Scientists Find High Fructose Corn Syrup Is as Bad For You as You Might Think

Sugar seems to be in every food we buy at the grocery, especially packaged, processed foods. Whether it's sugary beverages (including some of those supposedly good-for-you sports beverages), those boxed breakfast cereals with cartoon and animated movie characters to attract kids or even in ketchup and canned vegetables, it's hard to avoid.
Even harder to avoid is table sugar's evil cousin, high-fructose corn syrup (HFCS). It's got such a bad reputation that a couple of years ago the Corn Refiners Association petitioned the U.S. Food and Drug Administration (FDA) to be allowed to change its name to "corn sugar," claiming that its long name is what gives consumers a bad impression of it. They were turned down—rightfully—because "sugar" is a solid and "syrup" is a liquid and HFCS is a liquid additive.
And it is in everything. A recent trip to the grocery store revealed that of 15 product labels checked on foods next to the checkout line (where the least nutritious snack foods tend to be pushed), 13 had HFCS. (One that did not, surprisingly, was Kit Kat bars). Why did it become so ubiquitous? If you guessed "because it's cheap," you win! With corn widely grown in the U.S. on an industrial scale, it became more economical to use HFCS to sweeten mass-marketed foods such as snack foods, fast foods and sodas.
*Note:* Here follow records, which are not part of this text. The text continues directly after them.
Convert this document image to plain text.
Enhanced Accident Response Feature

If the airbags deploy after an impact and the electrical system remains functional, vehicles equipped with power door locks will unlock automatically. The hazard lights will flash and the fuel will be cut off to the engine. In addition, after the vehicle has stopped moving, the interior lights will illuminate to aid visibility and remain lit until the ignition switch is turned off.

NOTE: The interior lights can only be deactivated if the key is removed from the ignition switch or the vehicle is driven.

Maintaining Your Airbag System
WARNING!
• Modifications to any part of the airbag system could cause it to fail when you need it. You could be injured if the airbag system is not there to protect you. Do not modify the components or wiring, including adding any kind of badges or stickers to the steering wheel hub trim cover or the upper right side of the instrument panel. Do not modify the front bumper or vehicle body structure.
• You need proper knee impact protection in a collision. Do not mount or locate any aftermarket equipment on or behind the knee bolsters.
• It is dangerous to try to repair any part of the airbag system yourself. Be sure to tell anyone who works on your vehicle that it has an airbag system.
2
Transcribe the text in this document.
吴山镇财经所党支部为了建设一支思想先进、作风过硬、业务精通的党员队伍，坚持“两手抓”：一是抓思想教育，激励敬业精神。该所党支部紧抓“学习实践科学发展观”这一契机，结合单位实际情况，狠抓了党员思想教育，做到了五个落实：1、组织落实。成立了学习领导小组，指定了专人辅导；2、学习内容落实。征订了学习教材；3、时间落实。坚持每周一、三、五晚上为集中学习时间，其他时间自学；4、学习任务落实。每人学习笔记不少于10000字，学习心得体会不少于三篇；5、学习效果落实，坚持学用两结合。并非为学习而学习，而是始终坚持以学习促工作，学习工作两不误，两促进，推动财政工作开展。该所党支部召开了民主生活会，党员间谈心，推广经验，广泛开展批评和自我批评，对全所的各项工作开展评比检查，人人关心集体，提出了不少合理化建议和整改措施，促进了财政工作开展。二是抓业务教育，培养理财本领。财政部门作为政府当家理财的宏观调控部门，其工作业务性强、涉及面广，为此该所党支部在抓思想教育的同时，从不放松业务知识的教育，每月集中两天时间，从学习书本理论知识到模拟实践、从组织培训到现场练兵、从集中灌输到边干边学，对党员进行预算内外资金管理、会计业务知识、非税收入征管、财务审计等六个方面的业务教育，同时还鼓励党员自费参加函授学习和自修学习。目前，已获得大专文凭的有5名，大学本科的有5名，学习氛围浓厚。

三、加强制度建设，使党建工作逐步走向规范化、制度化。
Added sugar of any kind isn't something you want to find a lot of in any food you buy. Americans eat far more sugar than is good for them. And while virtually all corn grown in the U.S. is genetically modified, making HFCS sure to be a GMO product, table sugar aka sucrose or cane sugar is extracted from beets, another major GMO crop.
But there are reasons why consuming too much HFCS could be even worse than eating too much table sugar. A recent study by University of Utah researchers and scheduled to be published in the March issue of The Journal of Nutrition found that the sugars found in HFCS were more toxic to mice than sucrose. When they fed mice a human-sized dose of either sugar, they observed hat the HFCS-type sugar reduced both the reproductive capacity and lifespan of female mice. Female mice fed fructose-glucose died at 1.87 times the rate of females on the sucrose diet. They produced 26.4 percent fewer offspring.
And while the researchers found no difference in male mice based on the type of sugar they were given, they said it could be that both sugars were equally toxic to the male mice.
"When the diabetes-obesity-metabolic syndrome epidemics started in the mid-’70s, they corresponded with both a general increase in consumption of added sugar and the switchover from sucrose being the main added sugar in the American diet to high-fructose corn syrup making up half our sugar intake," said UU professor Wayne Potts, senior author of the study. “This is the most robust study showing there is a difference between high-fructose corn syrup and table sugar at human-relevant doses.”
So what should you do? One of the other study authors, James Ruff, has an answer.
“Our previous work and plenty of other studies have shown that added sugar in general is bad for your health," he said. "So first, reduce added sugar across the board. Then worry about the type of sugar, and decrease consumption of products with high-fructose corn syrup.”